Based on the September 26th ~$83.75 closing stock price, NKE has a forward dividend yield of ~0.96%. Yield hungry investors will likely pass on NKE. In my opinion, a well diversified portfolio should hold shares in high quality companies and an investment decision should not be based almost exclusively on dividend yield.
NKE’s FY2018 dividend payout ratio of ~67% ($0.78/$1.17 in diluted EPS) was distorted because of the significantly higher income tax expense from the enactment of the TCJ which resulted in one-time provisional charges that reduced diluted EPS by $1.25. Without this one-time charge, NKE’s dividend payout ratio would have been in line with its track record of a sub 30% dividend payout ratio.
NKE’s stock split history can be found here.
In my March 24th article I mentioned that management had indicated that as a result of the TCJ, it expected to have more efficient access to capital which would enable it to complete its existing 4-year $12B share repurchase program within FY2019 (~1 year earlier than originally planned); as of February 28, 2018, a total of 126.4 million shares had been repurchased under this program for approximately $7.2B.
In Q1 2019, NKE repurchased a total of 17.8 million shares for approximately $1.4B and as of August 31, 2018, a total of 167.2 million shares had been repurchased under its share repurchase program for approximately $10.1B.
In June 2018, the Board of Directors authorized a new four-year $15B share repurchase program that will commence upon the completion of the current program.
I view NKE as an excellent company worthy of being held for the long-term in a well diversified portfolio.
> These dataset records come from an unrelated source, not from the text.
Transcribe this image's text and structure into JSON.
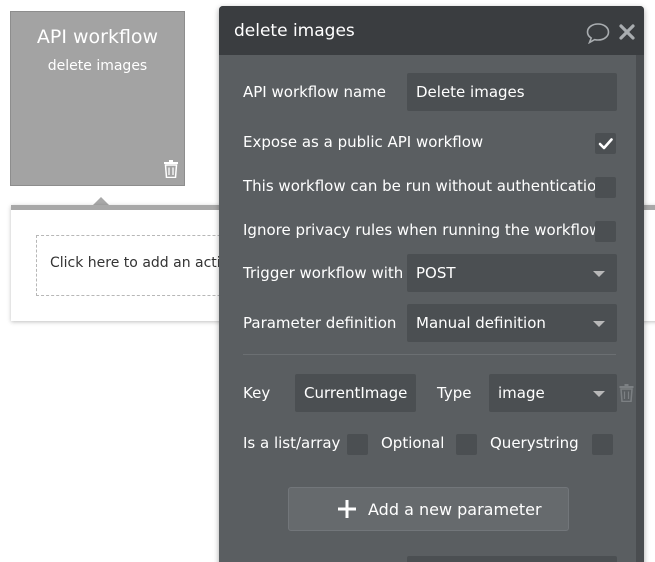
{
  "canvas": {
    "workflow_card": {
      "title": "API workflow",
      "subtitle": "delete images"
    },
    "add_action_text": "Click here to add an action"
  },
  "panel": {
    "title": "delete images",
    "fields": {
      "name_label": "API workflow name",
      "name_value": "Delete images",
      "expose_label": "Expose as a public API workflow",
      "expose_checked": true,
      "no_auth_label": "This workflow can be run without authentication",
      "no_auth_checked": false,
      "ignore_privacy_label": "Ignore privacy rules when running the workflow",
      "ignore_privacy_checked": false,
      "trigger_label": "Trigger workflow with",
      "trigger_value": "POST",
      "param_def_label": "Parameter definition",
      "param_def_value": "Manual definition"
    },
    "parameter": {
      "key_label": "Key",
      "key_value": "CurrentImage",
      "type_label": "Type",
      "type_value": "image",
      "list_label": "Is a list/array",
      "optional_label": "Optional",
      "querystring_label": "Querystring"
    },
    "add_parameter_label": "Add a new parameter"
  },
  "colors": {
    "panel_bg": "#5a5e61",
    "header_bg": "#3a3d40",
    "field_bg": "#4b4f52",
    "card_bg": "#a3a3a3"
  },
  "icons": [
    "trash-icon",
    "comment-icon",
    "close-icon",
    "checkmark-icon",
    "chevron-down-icon",
    "plus-icon"
  ]
}
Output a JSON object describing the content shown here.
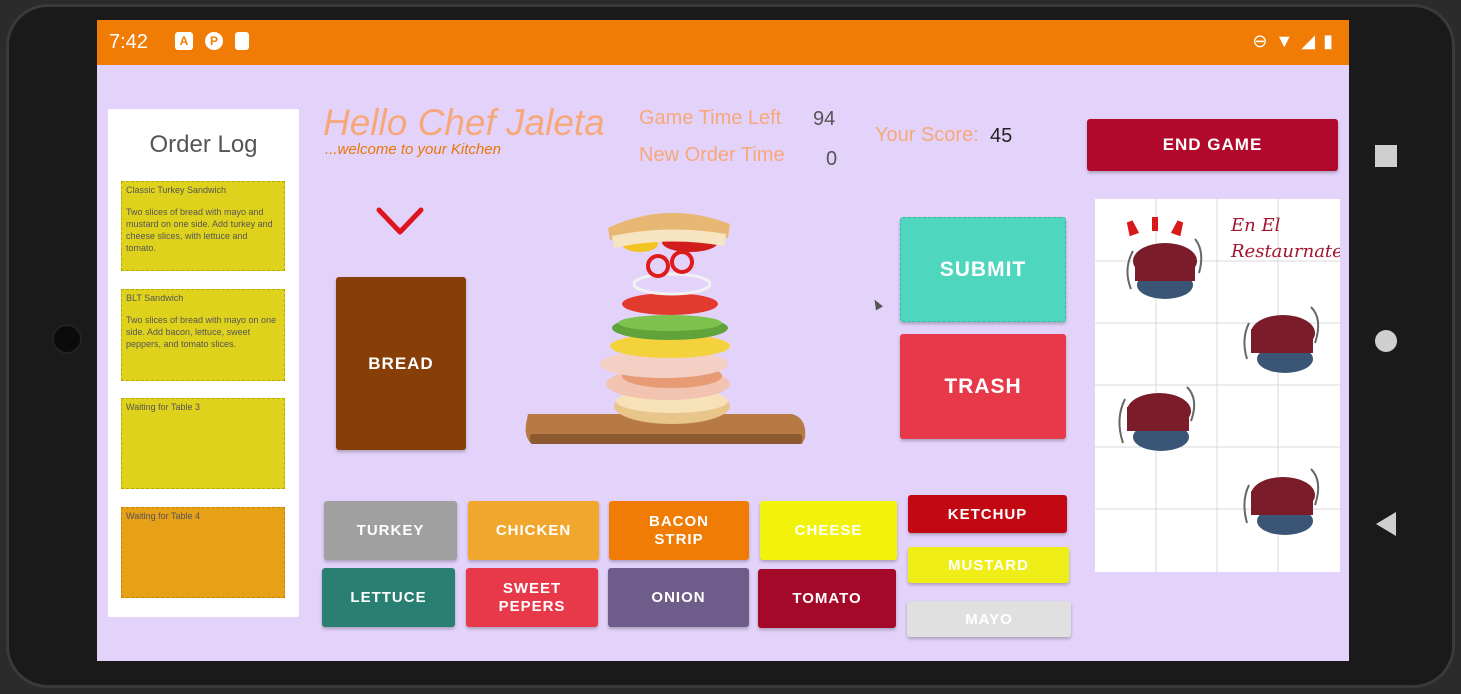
{
  "status_bar": {
    "time": "7:42",
    "left_icons": [
      "a-icon",
      "p-icon",
      "sd-card-icon"
    ],
    "right_icons": [
      "dnd-icon",
      "wifi-icon",
      "signal-icon",
      "battery-icon"
    ]
  },
  "order_log": {
    "title": "Order Log",
    "tickets": [
      {
        "title": "Classic Turkey Sandwich",
        "body": "Two slices of bread with mayo and mustard on one side. Add turkey and cheese slices, with lettuce and tomato.",
        "color": "#dfd21d"
      },
      {
        "title": "BLT Sandwich",
        "body": "Two slices of bread with mayo on one side. Add bacon, lettuce, sweet peppers, and tomato slices.",
        "color": "#dfd21d"
      },
      {
        "title": "Waiting for Table 3",
        "body": "",
        "color": "#dfd21d"
      },
      {
        "title": "Waiting for Table 4",
        "body": "",
        "color": "#e6a119"
      }
    ]
  },
  "header": {
    "greeting": "Hello Chef Jaleta",
    "subtitle": "...welcome to your Kitchen",
    "game_time_label": "Game Time Left",
    "game_time_value": "94",
    "new_order_label": "New Order Time",
    "new_order_value": "0",
    "score_label": "Your Score:",
    "score_value": "45"
  },
  "buttons": {
    "end_game": "END GAME",
    "submit": "SUBMIT",
    "trash": "TRASH",
    "bread": "BREAD"
  },
  "ingredients": [
    {
      "label": "TURKEY",
      "color": "#a0a0a0"
    },
    {
      "label": "CHICKEN",
      "color": "#f1a62d"
    },
    {
      "label": "BACON\nSTRIP",
      "color": "#f07b05"
    },
    {
      "label": "CHEESE",
      "color": "#f2f20a"
    },
    {
      "label": "LETTUCE",
      "color": "#2a7f73"
    },
    {
      "label": "SWEET\nPEPERS",
      "color": "#e8394b"
    },
    {
      "label": "ONION",
      "color": "#6e5d8a"
    },
    {
      "label": "TOMATO",
      "color": "#a5092a"
    }
  ],
  "sauces": [
    {
      "label": "KETCHUP",
      "color": "#c20913"
    },
    {
      "label": "MUSTARD",
      "color": "#f0ee17"
    },
    {
      "label": "MAYO",
      "color": "#e0e0e0"
    }
  ],
  "restaurant": {
    "title_line1": "En El",
    "title_line2": "Restaurnate"
  },
  "colors": {
    "status_bar": "#f07b05",
    "background": "#e3d3fb",
    "accent": "#b0092c"
  }
}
My concern is that NKE’s current valuation appears to be somewhat lofty even when we take into consideration the positive impact of NKE’s new $15B share repurchase program.
I would like to add to my existing 508 shares which are held in the FFJ Portfolio but I view a price of ~$72 or below as being more reasonable than ~$83.75; I think waiting for a PE similar to the low PEs of 2013 – 2017 will be an extremely long wait and a PE closer to the 2013 – 2017 high PEs is more realistic.
I recognize this may seem somewhat optimistic but as noted in the Valuation section of this article, if the Federal Reserve continues to increase rates I think stock prices in general will come under some pressure. Furthermore, it remains to be seen to what extent the recently imposed trade tariffs (and reciprocal trade tariffs) will have and whether trade wars escalate. Even though NKE should be able to raise prices and be less affected than retailers which sell private-label brands or lack the ability to raise prices, I can’t help but envision NKE not being negatively impacted to some extent (refer March 19, 2018 letter to the US President from leading American footwear companies and brands).
Thanks for reading!
Note: I sincerely appreciate the time you took to read this article. Please send any feedback, corrections, or questions to [email protected].
Disclaimer: I have no knowledge of your individual circumstances and am not providing individualized advice or recommendations. I encourage you not to make any investment decision without conducting your own research and due diligence. You should also consult your financial advisor about your specific situation.
Disclosure: Long NKE.
I wrote this article myself and it expresses my own opinions. I am not receiving compensation for it and have no business relationship with any company whose stock is mentioned in this article.